All living things are guided by an internal mechanism referred to as our biological clocks. Our internal clock tells us when to sleep, eat, wake and perform all of our other daily activities. Body clocks, or circadian rhythms, have been observed in a variety of organisms, including animals, plants, cyanobacteria and fungi. The term circadian comes from the Latin term circa, meaning “around” and dies or diem, meaning “day.” Internal clocks are highly important to an individual’s health as they help to regulate many bodily functions, such as eating and sleeping.
What Is an Internal Clock'
Internal biological clock, also referred to as a circadian rhythm, is a term used to describe the twenty-four hour cycle living organisms experience as the body adjusts from day (light) to night (dark) as the Earth rotates. An individual’s internal clock is constant and is generally determined by external stimuli and natural biological functions. An internal clock consists of three parts: a time-keeping mechanism, a method of receiving temperature, light and other environmental input and genes that aid the clock in managing the activity of other genes. Studies have shown that the genes responsible for running an internal clock include clock (clk), period (per), timeless (tim), doubletime (dbt), cycle (cyc) and frequency (frq), among others.
Why Is It Important'
When the internal clock is in sync with an individual’s daily patterns, activities required to sustain life stay more or less on schedule. For example, a person may awaken naturally around the same time each morning and become tired at the same time each night. Cravings for food may also begin at certain times during the day in which you typically eat meals or snacks.
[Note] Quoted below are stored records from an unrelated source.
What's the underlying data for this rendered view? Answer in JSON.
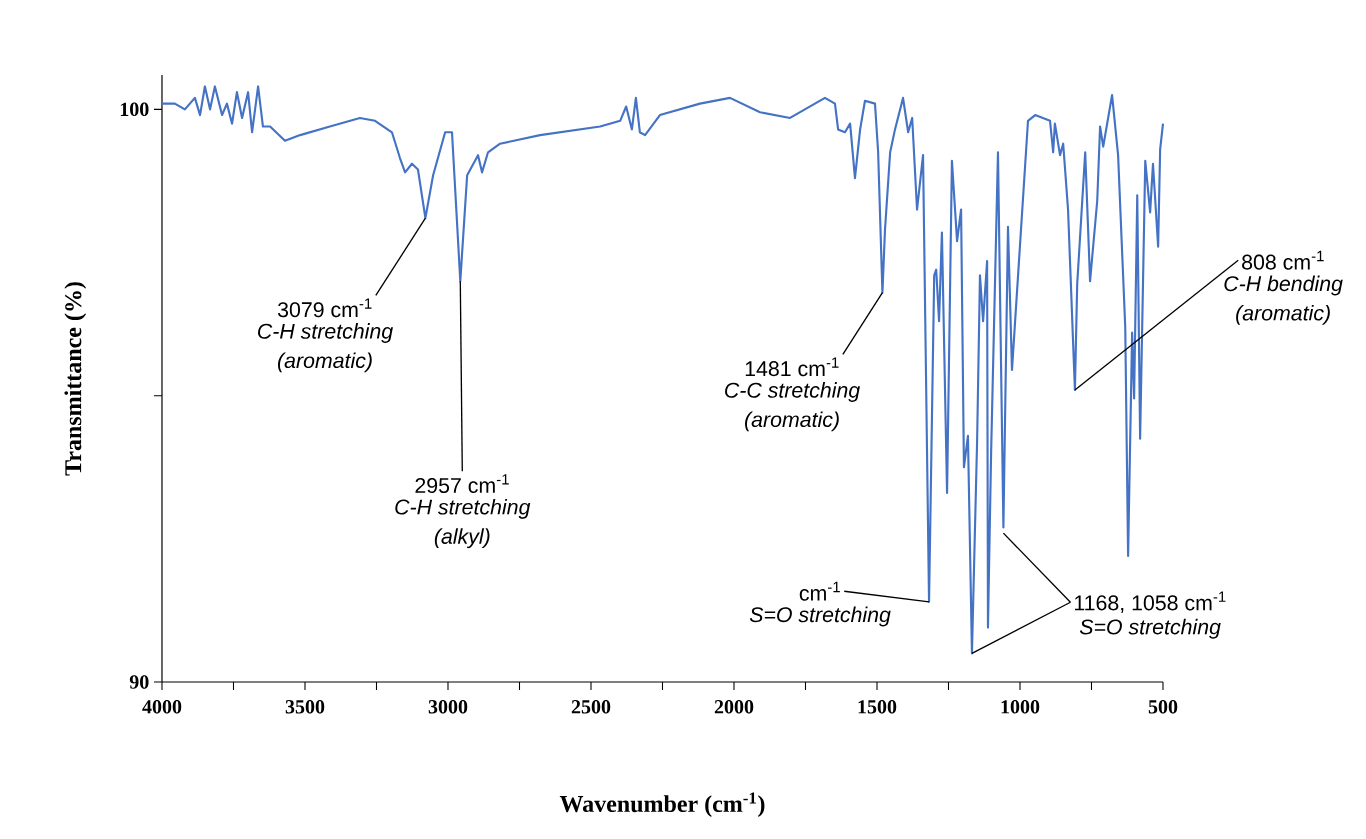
{
  "chart_data": {
    "type": "line",
    "xlabel": "Wavenumber (cm$^{-1}$)",
    "ylabel": "Transmittance (%)",
    "xlim": [
      4000,
      500
    ],
    "ylim": [
      90,
      100.6
    ],
    "xticks": [
      4000,
      {
        "value": 3750,
        "label": null
      },
      3500,
      {
        "value": 3250,
        "label": null
      },
      3000,
      {
        "value": 2750,
        "label": null
      },
      2500,
      {
        "value": 2250,
        "label": null
      },
      2000,
      {
        "value": 1750,
        "label": null
      },
      1500,
      {
        "value": 1250,
        "label": null
      },
      1000,
      {
        "value": 750,
        "label": null
      },
      500
    ],
    "yticks": [
      90,
      {
        "value": 95,
        "label": null
      },
      100
    ],
    "annotations": [
      {
        "text": "3079 cm$^{-1}$",
        "x": 3079,
        "y": 98.1
      },
      "C-H  stretching",
      "(aromatic)",
      {
        "text": "2957 cm$^{-1}$",
        "x": 2957,
        "y": 97.0
      },
      "C-H stretching",
      "(alkyl)",
      {
        "text": "1481 cm$^{-1}$",
        "x": 1481,
        "y": 96.8
      },
      "C-C stretching",
      "(aromatic)",
      {
        "text": "808 cm$^{-1}$",
        "x": 808,
        "y": 95.1
      },
      "C-H bending",
      "(aromatic)",
      {
        "text": "cm$^{-1}$",
        "x": 1318,
        "y": 91.4
      },
      "S=O stretching",
      {
        "text": "1168, 1058 cm$^{-1}$",
        "x": 1168,
        "y": 90.5
      },
      "S=O stretching"
    ],
    "series": [
      {
        "color": "#4472c4",
        "x": [
          4000,
          3955,
          3920,
          3885,
          3867,
          3850,
          3832,
          3815,
          3790,
          3773,
          3755,
          3738,
          3720,
          3699,
          3685,
          3664,
          3647,
          3622,
          3570,
          3517,
          3413,
          3308,
          3255,
          3196,
          3168,
          3150,
          3126,
          3105,
          3079,
          3052,
          3010,
          2986,
          2957,
          2933,
          2895,
          2881,
          2860,
          2818,
          2678,
          2468,
          2398,
          2377,
          2357,
          2343,
          2329,
          2311,
          2259,
          2119,
          2014,
          1909,
          1804,
          1682,
          1647,
          1636,
          1612,
          1594,
          1577,
          1559,
          1542,
          1507,
          1496,
          1481,
          1472,
          1454,
          1437,
          1409,
          1391,
          1377,
          1360,
          1339,
          1318,
          1300,
          1293,
          1283,
          1273,
          1255,
          1238,
          1220,
          1206,
          1196,
          1182,
          1168,
          1150,
          1140,
          1129,
          1115,
          1112,
          1101,
          1077,
          1058,
          1042,
          1028,
          972,
          947,
          895,
          884,
          878,
          860,
          849,
          832,
          808,
          800,
          772,
          755,
          730,
          720,
          709,
          678,
          657,
          632,
          622,
          608,
          601,
          590,
          580,
          562,
          545,
          535,
          517,
          510,
          500
        ],
        "values": [
          100.1,
          100.1,
          100.0,
          100.2,
          99.9,
          100.4,
          100.0,
          100.4,
          99.9,
          100.1,
          99.75,
          100.3,
          99.85,
          100.3,
          99.6,
          100.4,
          99.7,
          99.7,
          99.45,
          99.55,
          99.7,
          99.85,
          99.8,
          99.6,
          99.15,
          98.9,
          99.05,
          98.95,
          98.1,
          98.85,
          99.6,
          99.6,
          97.0,
          98.85,
          99.2,
          98.9,
          99.25,
          99.4,
          99.55,
          99.7,
          99.8,
          100.05,
          99.65,
          100.2,
          99.6,
          99.55,
          99.9,
          100.1,
          100.2,
          99.95,
          99.85,
          100.2,
          100.1,
          99.65,
          99.6,
          99.75,
          98.8,
          99.65,
          100.15,
          100.1,
          99.25,
          96.8,
          97.9,
          99.25,
          99.65,
          100.2,
          99.6,
          99.85,
          98.25,
          99.2,
          91.4,
          97.1,
          97.2,
          96.3,
          97.85,
          93.3,
          99.1,
          97.7,
          98.25,
          93.75,
          94.3,
          90.5,
          94.2,
          97.1,
          96.3,
          97.35,
          90.95,
          94.0,
          99.25,
          92.7,
          97.95,
          95.45,
          99.8,
          99.9,
          99.8,
          99.25,
          99.75,
          99.2,
          99.4,
          98.25,
          95.1,
          96.95,
          99.25,
          97.0,
          98.4,
          99.7,
          99.35,
          100.25,
          99.2,
          96.2,
          92.2,
          96.1,
          94.95,
          98.5,
          94.25,
          99.1,
          98.2,
          99.05,
          97.6,
          99.3,
          99.75
        ]
      }
    ]
  }
}
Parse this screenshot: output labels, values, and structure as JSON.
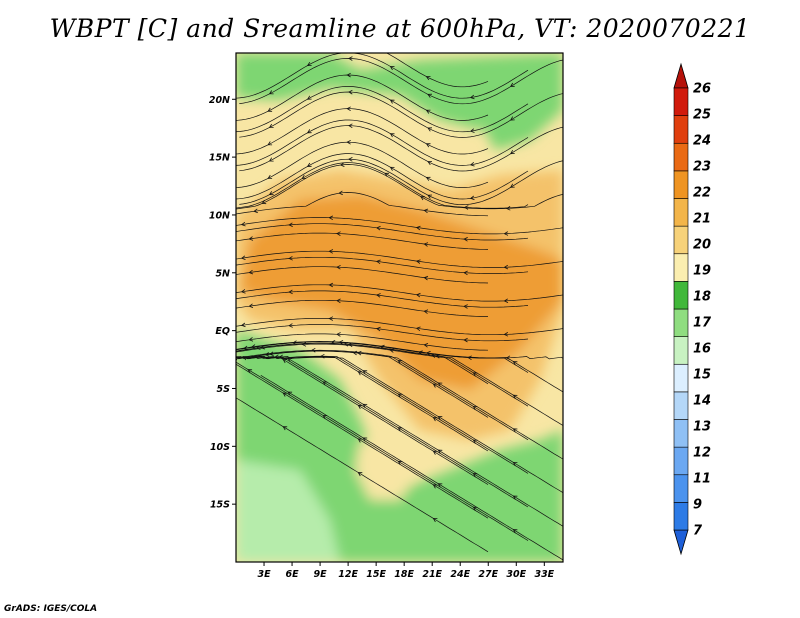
{
  "title": "WBPT [C] and Sreamline at 600hPa, VT: 2020070221",
  "footer": "GrADS: IGES/COLA",
  "map": {
    "lon_range": [
      0,
      35
    ],
    "lat_range": [
      -20,
      24
    ],
    "lat_ticks": [
      {
        "value": 20,
        "label": "20N"
      },
      {
        "value": 15,
        "label": "15N"
      },
      {
        "value": 10,
        "label": "10N"
      },
      {
        "value": 5,
        "label": "5N"
      },
      {
        "value": 0,
        "label": "EQ"
      },
      {
        "value": -5,
        "label": "5S"
      },
      {
        "value": -10,
        "label": "10S"
      },
      {
        "value": -15,
        "label": "15S"
      }
    ],
    "lon_ticks": [
      {
        "value": 3,
        "label": "3E"
      },
      {
        "value": 6,
        "label": "6E"
      },
      {
        "value": 9,
        "label": "9E"
      },
      {
        "value": 12,
        "label": "12E"
      },
      {
        "value": 15,
        "label": "15E"
      },
      {
        "value": 18,
        "label": "18E"
      },
      {
        "value": 21,
        "label": "21E"
      },
      {
        "value": 24,
        "label": "24E"
      },
      {
        "value": 27,
        "label": "27E"
      },
      {
        "value": 30,
        "label": "30E"
      },
      {
        "value": 33,
        "label": "33E"
      }
    ]
  },
  "colorbar": {
    "levels": [
      "7",
      "9",
      "11",
      "12",
      "13",
      "14",
      "15",
      "16",
      "17",
      "18",
      "19",
      "20",
      "21",
      "22",
      "23",
      "24",
      "25",
      "26"
    ],
    "colors": [
      "#1e5fd8",
      "#2d7be6",
      "#4b93ee",
      "#6ba8f2",
      "#8fc0f5",
      "#b4d7f8",
      "#dcefff",
      "#c8f2c2",
      "#8fdd80",
      "#41b83a",
      "#fbeeb0",
      "#f7d27a",
      "#f3b54a",
      "#ef9422",
      "#ea6a14",
      "#e03f0e",
      "#d11a0c",
      "#b5110a"
    ]
  },
  "field": {
    "description_colors": {
      "green_dark": "#3fae3a",
      "green": "#7ed672",
      "green_light": "#b6ecab",
      "yellow": "#f8e6a4",
      "orange_light": "#f4c26a",
      "orange": "#ee9d36"
    }
  }
}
Internal programming in combination with external stimuli helps to keep the internal clock functioning smoothly, thus keeping the body healthy.
How and Why Is It Different Per Individual'
Internal clocks are hard-wired into our brain for survival but can differ among individuals. External factors can cause the internal clock to become modified. For example, individuals working the night shift may find it difficult to get proper rest at first as their internal clock is set to wake when it’s light and sleep when it’s dark. Internal clock modification can also affect travelers. As a person moves from time-zone to time-zone, their natural rhythm may become unbalanced, leading to jet lag. In this situation, the person may feel tired and could experience spurts of insomnia as their body adjusts to the new time-zone.
Can It Be Adjusted and If So, How'
At times, we may have the need to tweak our internal mechanism to better suit our lifestyle, such as getting up earlier for a new job. Repetition of several activities can help an individual to permanently adjust their internal clock. Individuals should continue to get a normal amount of sleep but shift their ordinary sleep pattern to properly separate wake-up time from sleep-time. Individuals can use certain tips to help them re-adjust their sleep time, such as blocking out all light from their bedroom. Upon waking up, the body should be immediately exposed to light, whether natural sunlight or artificial.
Internal biological clocks have been recognized in plants for nearly 300 years, but only towards the 1950s did scientists discover them in animals. In 1988, scientists established the first clock gene in mammals with the existence of mutant hamsters that had a 20-hour circadian rhythm. At the University of Utah in 2001, scientists found the first human clock gene while studying a rare inherited disorder. When mutated, the gene transforms individuals into extreme early birds, rising as early as 4:00 am. This discovery has urged scientists to better understand the genetic basis of the human circadian clock.